Der Film will ein „modernes Musical“ sein, ein Begriff, den Stone in ihrer Rede „radikal“ nannte. Drehbuchautor und Regisseur Chazelle nannte den Film „schamlos nichtkommerziell“, während der Hollywood Reporter das Genre schlicht als „ausgeloschen“ betitelte. Meine Meinung? Nichts, rein gar nichts an einem Musical ist schamlos oder radikal. Wer schamlos und radikal sehen möchte, der kann sich gerne mit Lin-Manuel Mirandas Musicaltheater Hamilton auseinandersetzen.
Was mich an La La Land schier in Rage bringt, ist die Tatsache, dass sie sich Darsteller suchten, die keinerlei musischen Hintergrund mitbringen, und das Endprodukt dann für revolutionär, heldenhaft und absolut bahnbrechend im Sinne des Filmmusicals halten.
Mir ist sehr wohl bewusst, dass Stone und Gosling die Hauptrollen bekamen, um Tickets zu verkaufen. Ich hätte es nur wirklich begrüßt, wenn wir Filme, die nichts mit Musicals zutun haben und dem Genre alles andere als Ehre machen, nicht so nennen und erst recht nicht als Pioniere des Genres feiern. Und wenn man doch auf eine solche Fachbezeichnung besteht, warum dann nicht echte Musicaldarsteller engagieren? Es ist ja nicht so, als gäbe es nicht genug oder keine guten.
Im Spätsommer 2016 geriet Kendall Jenner wegen eines Shootings für die spanische Vogue unter Beschuss, für das sie sich als Ballerina verkleidete. Viele ausgebildete Tänzer kritisierten dieses Schauspiel, weil sie ihr Leben lang hart für die Anerkennung ihres Status als Tänzerinnen gekämpft, trainiert und horrende Summen an Geld in ihre Ausbildung gesteckt hatten. Wenn nun jemand wie Jenner leichtfüßig in einen Raum hineinbalanciert, hat das wenig mit der Realität zutun und reduziert das, was eine wahre Tänzerin können muss, auf ein ansehnliches Minimum.

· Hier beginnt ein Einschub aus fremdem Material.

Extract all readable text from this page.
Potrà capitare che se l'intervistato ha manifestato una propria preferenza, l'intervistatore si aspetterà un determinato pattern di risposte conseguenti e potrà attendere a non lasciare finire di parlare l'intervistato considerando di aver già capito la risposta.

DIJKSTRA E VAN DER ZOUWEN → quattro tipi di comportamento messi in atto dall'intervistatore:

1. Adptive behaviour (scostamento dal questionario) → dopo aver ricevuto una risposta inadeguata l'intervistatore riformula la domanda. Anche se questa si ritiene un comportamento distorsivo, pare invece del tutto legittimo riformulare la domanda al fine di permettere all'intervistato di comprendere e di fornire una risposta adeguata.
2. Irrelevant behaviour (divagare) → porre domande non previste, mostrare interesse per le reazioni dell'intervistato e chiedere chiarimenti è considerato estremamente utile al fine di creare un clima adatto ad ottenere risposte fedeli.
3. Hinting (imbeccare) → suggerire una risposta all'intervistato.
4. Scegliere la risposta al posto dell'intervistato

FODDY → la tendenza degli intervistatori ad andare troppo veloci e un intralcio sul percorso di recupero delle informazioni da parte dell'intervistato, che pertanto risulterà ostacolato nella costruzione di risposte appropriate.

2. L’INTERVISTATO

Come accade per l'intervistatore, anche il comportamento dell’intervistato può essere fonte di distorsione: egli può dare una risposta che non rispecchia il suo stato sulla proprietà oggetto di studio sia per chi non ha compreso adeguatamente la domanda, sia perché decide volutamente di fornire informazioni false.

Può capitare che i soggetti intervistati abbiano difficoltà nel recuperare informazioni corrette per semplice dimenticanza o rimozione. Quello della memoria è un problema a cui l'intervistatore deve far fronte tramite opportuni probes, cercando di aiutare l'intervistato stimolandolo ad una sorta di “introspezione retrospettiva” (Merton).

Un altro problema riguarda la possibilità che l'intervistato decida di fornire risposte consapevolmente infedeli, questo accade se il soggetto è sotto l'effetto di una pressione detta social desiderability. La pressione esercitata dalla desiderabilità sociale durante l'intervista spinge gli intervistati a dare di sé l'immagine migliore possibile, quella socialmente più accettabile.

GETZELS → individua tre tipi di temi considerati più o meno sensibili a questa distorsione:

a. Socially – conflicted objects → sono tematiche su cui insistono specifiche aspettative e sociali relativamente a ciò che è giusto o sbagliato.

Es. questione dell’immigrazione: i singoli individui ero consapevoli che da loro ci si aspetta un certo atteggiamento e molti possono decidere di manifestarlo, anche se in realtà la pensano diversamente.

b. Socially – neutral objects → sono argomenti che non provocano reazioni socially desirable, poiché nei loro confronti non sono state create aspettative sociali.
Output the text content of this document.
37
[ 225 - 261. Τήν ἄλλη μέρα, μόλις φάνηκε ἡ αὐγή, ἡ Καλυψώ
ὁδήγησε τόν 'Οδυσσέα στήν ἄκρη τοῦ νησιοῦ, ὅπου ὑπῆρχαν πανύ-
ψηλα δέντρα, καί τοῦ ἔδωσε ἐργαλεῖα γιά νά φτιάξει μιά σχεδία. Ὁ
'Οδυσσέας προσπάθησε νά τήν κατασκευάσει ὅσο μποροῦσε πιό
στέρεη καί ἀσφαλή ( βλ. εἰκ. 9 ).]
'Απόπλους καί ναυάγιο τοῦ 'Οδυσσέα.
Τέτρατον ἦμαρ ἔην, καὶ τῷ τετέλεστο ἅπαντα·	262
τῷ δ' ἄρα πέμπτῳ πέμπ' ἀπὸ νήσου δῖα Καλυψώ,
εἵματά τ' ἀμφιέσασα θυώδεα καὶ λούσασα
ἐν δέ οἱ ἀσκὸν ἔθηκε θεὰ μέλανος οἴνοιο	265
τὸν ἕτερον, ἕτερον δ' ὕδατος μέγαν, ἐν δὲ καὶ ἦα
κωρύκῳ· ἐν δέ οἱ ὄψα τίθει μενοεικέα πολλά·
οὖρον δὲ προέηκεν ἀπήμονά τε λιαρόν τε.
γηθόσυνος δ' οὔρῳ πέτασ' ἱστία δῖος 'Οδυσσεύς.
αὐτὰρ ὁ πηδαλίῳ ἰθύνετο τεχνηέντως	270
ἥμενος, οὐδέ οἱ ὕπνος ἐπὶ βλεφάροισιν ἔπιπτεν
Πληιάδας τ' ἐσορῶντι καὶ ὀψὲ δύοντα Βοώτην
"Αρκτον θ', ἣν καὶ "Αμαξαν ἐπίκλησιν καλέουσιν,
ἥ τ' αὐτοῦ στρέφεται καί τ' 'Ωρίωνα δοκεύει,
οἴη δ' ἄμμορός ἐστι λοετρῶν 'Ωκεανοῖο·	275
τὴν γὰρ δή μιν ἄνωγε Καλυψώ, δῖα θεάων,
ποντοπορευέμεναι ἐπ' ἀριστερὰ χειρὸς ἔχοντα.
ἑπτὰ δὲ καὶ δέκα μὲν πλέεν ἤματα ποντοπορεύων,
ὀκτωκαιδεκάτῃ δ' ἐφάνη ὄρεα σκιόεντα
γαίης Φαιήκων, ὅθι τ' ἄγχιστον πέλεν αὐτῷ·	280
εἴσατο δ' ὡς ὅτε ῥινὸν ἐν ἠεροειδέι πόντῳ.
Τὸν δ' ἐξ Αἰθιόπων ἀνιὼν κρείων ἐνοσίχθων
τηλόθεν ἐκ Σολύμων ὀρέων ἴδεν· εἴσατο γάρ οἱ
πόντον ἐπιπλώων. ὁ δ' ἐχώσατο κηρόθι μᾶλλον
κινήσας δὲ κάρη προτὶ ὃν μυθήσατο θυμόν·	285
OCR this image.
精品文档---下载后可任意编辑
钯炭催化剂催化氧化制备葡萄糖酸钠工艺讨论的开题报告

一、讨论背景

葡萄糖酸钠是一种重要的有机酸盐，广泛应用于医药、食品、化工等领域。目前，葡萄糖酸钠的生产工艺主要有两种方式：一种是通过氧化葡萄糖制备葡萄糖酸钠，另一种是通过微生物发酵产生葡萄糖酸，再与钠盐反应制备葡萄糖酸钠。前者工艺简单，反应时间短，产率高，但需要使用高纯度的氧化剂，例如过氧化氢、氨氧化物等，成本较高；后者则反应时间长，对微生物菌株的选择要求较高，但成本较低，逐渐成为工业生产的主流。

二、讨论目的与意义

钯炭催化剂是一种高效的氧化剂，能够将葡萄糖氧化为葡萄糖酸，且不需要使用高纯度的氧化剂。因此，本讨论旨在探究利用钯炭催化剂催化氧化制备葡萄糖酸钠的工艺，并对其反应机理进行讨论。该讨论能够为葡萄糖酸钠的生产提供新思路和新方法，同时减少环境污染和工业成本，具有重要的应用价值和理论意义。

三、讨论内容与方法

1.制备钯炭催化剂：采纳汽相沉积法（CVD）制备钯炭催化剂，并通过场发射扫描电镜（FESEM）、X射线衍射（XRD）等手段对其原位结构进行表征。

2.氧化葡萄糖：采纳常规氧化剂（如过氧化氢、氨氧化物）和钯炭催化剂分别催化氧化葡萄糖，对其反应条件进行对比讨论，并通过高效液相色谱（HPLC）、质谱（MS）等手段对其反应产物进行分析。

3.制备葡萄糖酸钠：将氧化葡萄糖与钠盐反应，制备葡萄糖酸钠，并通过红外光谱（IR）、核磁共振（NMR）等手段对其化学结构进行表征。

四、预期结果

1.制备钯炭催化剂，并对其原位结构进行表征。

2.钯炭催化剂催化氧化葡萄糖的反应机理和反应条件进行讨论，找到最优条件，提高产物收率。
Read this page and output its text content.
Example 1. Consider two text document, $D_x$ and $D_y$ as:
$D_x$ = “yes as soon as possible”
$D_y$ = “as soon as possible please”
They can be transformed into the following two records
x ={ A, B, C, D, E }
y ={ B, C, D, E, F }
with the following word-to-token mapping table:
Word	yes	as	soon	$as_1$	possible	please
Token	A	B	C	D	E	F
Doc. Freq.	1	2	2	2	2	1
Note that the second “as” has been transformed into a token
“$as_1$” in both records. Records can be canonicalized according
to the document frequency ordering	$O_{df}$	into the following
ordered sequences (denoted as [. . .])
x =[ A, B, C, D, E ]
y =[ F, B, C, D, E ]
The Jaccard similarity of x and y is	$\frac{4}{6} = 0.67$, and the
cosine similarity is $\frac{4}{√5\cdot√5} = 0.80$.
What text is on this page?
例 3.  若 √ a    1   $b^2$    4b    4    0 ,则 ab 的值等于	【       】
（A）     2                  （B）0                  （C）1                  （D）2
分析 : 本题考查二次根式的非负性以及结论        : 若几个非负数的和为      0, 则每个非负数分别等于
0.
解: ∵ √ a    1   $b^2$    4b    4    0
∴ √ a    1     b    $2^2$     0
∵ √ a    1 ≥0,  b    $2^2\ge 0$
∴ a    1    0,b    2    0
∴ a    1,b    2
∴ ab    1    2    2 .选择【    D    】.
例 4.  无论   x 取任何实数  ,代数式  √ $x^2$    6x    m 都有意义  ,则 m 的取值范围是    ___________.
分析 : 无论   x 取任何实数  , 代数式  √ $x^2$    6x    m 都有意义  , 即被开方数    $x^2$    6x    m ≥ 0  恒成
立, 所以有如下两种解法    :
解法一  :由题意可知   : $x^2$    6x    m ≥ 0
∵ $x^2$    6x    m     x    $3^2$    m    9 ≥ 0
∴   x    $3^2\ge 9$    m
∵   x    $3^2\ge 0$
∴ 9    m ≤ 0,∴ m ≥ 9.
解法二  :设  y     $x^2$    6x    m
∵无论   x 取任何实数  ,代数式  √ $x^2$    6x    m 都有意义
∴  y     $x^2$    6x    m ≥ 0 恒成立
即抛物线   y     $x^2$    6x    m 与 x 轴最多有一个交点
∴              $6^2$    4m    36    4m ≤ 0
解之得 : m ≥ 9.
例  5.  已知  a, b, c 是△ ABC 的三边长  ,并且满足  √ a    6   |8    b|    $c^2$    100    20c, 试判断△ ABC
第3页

Ungefähr so verhält es sich auch mit wahren Tänzern, Sängern, Musikern und La La Land. Und nur weil Ryan Gosling eine der Hauptrollen spielt, einer, der sonst alles richtig zu tun scheint, kann es nicht sein, dass wir den Film einfach so hinnehmen.
La La Land soll eine Hommage sein an all die großen Musicals, die vorher kamen und verfilmt wurden. Jedoch misslingt es dem Film und den Darstellern und Machern dahinter gänzlich, jeglichem Werk von der Größe einer West Side Story oder Singin' in the Rain gerecht zu werden.
Der Himmel über La La Land mag voller Sterne sein, doch keiner von ihnen kann tanzen.